Genoa Postcard: A Tale Of Modern Sailors, Echos Of The Ancient Mariner

Many seafarers are hired and fired every seven months. Some keep up this lifestyle for 40 years while sailing the world. Some of those who'd recently docked in the Italian port city of Genoa, share a taste of their travels that are connected to a long history of a seafaring life.

A sailor smokes a cigarette on the hydrofoil Procida

A sailor on the hydrofoil Procida in Italy

Daniele Frediani/Mondadori Portfolio via ZUMA Press
Paolo Griseri

GENOA — Cristina did it to escape after a tough breakup. Luigi because he dreamed of adventures and the South Seas. Marianna embarked just “before the refrigerator factory where I worked went out of business. I’m one of the few who got severance pay.”

To hear their stories, you have to go to the canteen on Via Albertazzi, in Italy's northern port city of Genoa, across from the ferry terminal. The place has excellent minestrone soup and is decorated with models of the ships that have made the port’s history.

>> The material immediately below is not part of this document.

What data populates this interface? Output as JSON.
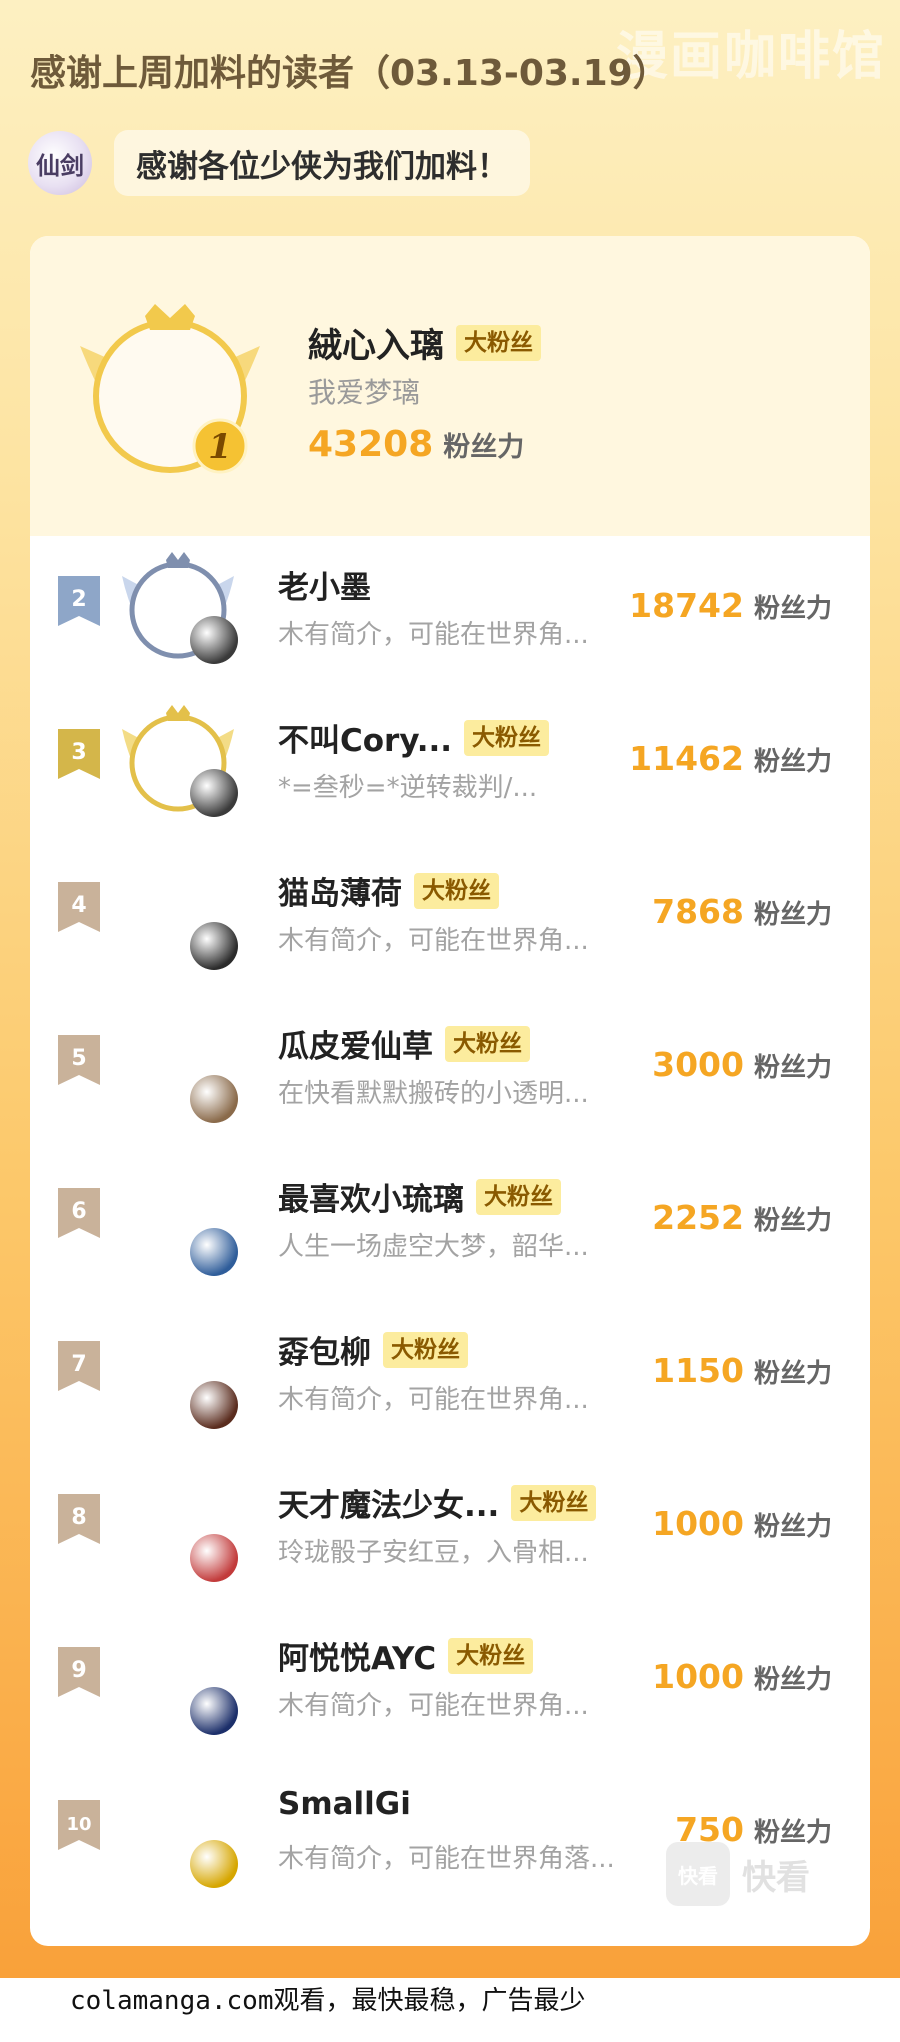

There are 38,000 Italian professional sailors, many of whom work here in Genoa, a historic port of call that today is the country's second largest after Trieste on the east coast. Luciano Rotella of the trade union Italian Federation of Transport Workers says the official number of maritime workers is far lower than the reality, which contains a tangle of different laws, regulations, contracts and ethnicities — not to mention ancient remnants of harsh battles between shipowners and crews.

The result is that today it is not so easy to know how many people sail, nor their nationalities.

What is certain is that every six to seven months, the Italian mariner disembarks the ship and is dismissed: they take severance pay and after waits for the next call. Andrea has been sailing for more than 20 years: “When I started out, to those who told us we were earning good money, I replied that I had a precarious life: every landing was a dismissal.”